# Our new puppy



## originalpetz (Jul 19, 2011)

Well after much thought we finally got our first dog. He's a Dorset olde tyme x american bulldog, 8 1/2 weeks old.

We've only had him for 5 days but so far i can't get over how well he's doing and behaving!


----------



## YoshiLea (Aug 11, 2011)

Aww, he's lovely!!! I love that puppy look and the ruffled baggy skin hehe. Congrats on your new puppy

L x


----------



## tiggerthumper (Apr 22, 2011)

Congrats, he is gorgeous xox


----------



## The3DChis (Jan 17, 2011)

Congrats! he is a cutie.


----------



## wyntersmum (Jul 31, 2011)

WHAT A BLIMMIN STUNNER
congrats hes luvely


----------



## BeagleOesx (Oct 9, 2009)

Awww he's gorgeous, what do you call him?

He looks so cute with those wrinkles & baggy skin, loads of room to grow :lol:


----------



## originalpetz (Jul 19, 2011)

Thanks for the lovely comments everyone.

We really struggled on his name.

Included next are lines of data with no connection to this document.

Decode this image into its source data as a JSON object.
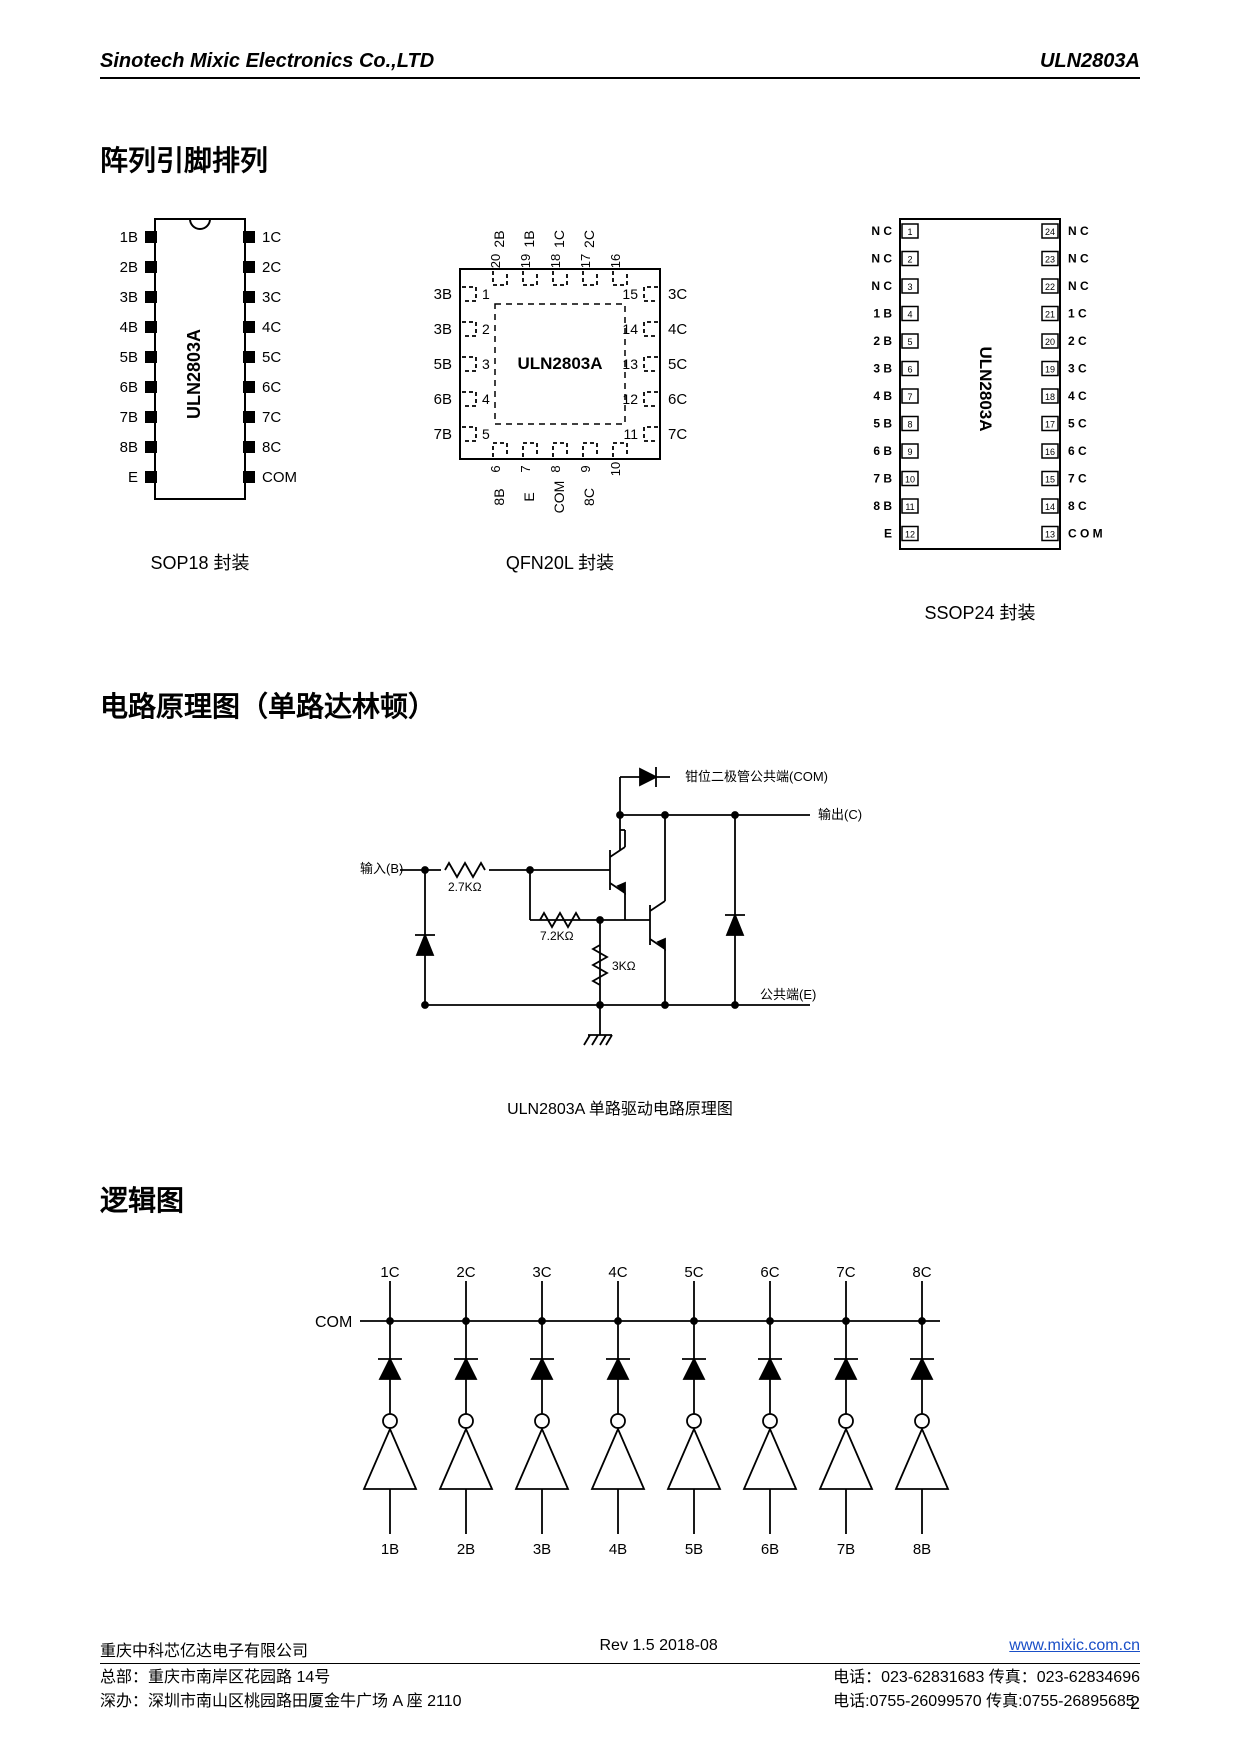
{
  "header": {
    "company": "Sinotech  Mixic  Electronics  Co.,LTD",
    "part": "ULN2803A"
  },
  "section1": "阵列引脚排列",
  "section2": "电路原理图（单路达林顿）",
  "section3": "逻辑图",
  "packages": {
    "sop18": {
      "label": "SOP18 封装",
      "chip_text": "ULN2803A",
      "left": [
        "1B",
        "2B",
        "3B",
        "4B",
        "5B",
        "6B",
        "7B",
        "8B",
        "E"
      ],
      "right": [
        "1C",
        "2C",
        "3C",
        "4C",
        "5C",
        "6C",
        "7C",
        "8C",
        "COM"
      ]
    },
    "qfn20l": {
      "label": "QFN20L 封装",
      "chip_text": "ULN2803A",
      "left_labels": [
        "3B",
        "3B",
        "5B",
        "6B",
        "7B"
      ],
      "left_nums": [
        "1",
        "2",
        "3",
        "4",
        "5"
      ],
      "right_labels": [
        "3C",
        "4C",
        "5C",
        "6C",
        "7C"
      ],
      "right_nums": [
        "15",
        "14",
        "13",
        "12",
        "11"
      ],
      "top_labels": [
        "2B",
        "1B",
        "1C",
        "2C"
      ],
      "top_nums": [
        "20",
        "19",
        "18",
        "17",
        "16"
      ],
      "bottom_labels": [
        "8B",
        "E",
        "COM",
        "8C"
      ],
      "bottom_nums": [
        "6",
        "7",
        "8",
        "9",
        "10"
      ]
    },
    "ssop24": {
      "label": "SSOP24 封装",
      "chip_text": "ULN2803A",
      "left": [
        "N C",
        "N C",
        "N C",
        "1 B",
        "2 B",
        "3 B",
        "4 B",
        "5 B",
        "6 B",
        "7 B",
        "8 B",
        "E"
      ],
      "left_nums": [
        "1",
        "2",
        "3",
        "4",
        "5",
        "6",
        "7",
        "8",
        "9",
        "10",
        "11",
        "12"
      ],
      "right": [
        "N C",
        "N C",
        "N C",
        "1 C",
        "2 C",
        "3 C",
        "4 C",
        "5 C",
        "6 C",
        "7 C",
        "8 C",
        "C O M"
      ],
      "right_nums": [
        "24",
        "23",
        "22",
        "21",
        "20",
        "19",
        "18",
        "17",
        "16",
        "15",
        "14",
        "13"
      ]
    }
  },
  "schematic": {
    "caption": "ULN2803A 单路驱动电路原理图",
    "labels": {
      "com": "钳位二极管公共端(COM)",
      "out": "输出(C)",
      "in": "输入(B)",
      "gnd": "公共端(E)",
      "r1": "2.7KΩ",
      "r2": "7.2KΩ",
      "r3": "3KΩ"
    }
  },
  "logic": {
    "com": "COM",
    "top": [
      "1C",
      "2C",
      "3C",
      "4C",
      "5C",
      "6C",
      "7C",
      "8C"
    ],
    "bottom": [
      "1B",
      "2B",
      "3B",
      "4B",
      "5B",
      "6B",
      "7B",
      "8B"
    ]
  },
  "footer": {
    "company_cn": "重庆中科芯亿达电子有限公司",
    "rev": "Rev 1.5   2018-08",
    "url": "www.mixic.com.cn",
    "addr1": "总部：重庆市南岸区花园路 14号",
    "addr2": "深办：深圳市南山区桃园路田厦金牛广场 A 座 2110",
    "tel1": "电话：023-62831683  传真：023-62834696",
    "tel2": "电话:0755-26099570  传真:0755-26895685",
    "page": "2"
  },
  "colors": {
    "line": "#000000",
    "bg": "#ffffff"
  }
}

Think it took us a couple of days before we finally settled on calling him Hudson.


----------



## Andy Batch (Aug 13, 2011)

What a lover puppy you have there, gorgeous.


----------



## Jackie99 (Mar 5, 2010)

Gorgeous


----------



## Starfish (Jul 26, 2011)

What a beautiful boy, hope you enjoy many years of fun and frolics with him!


----------



## sailor (Feb 5, 2010)

Very cute 

Good luck with Hudson, am sure you will have many happy years together :thumbsup:


----------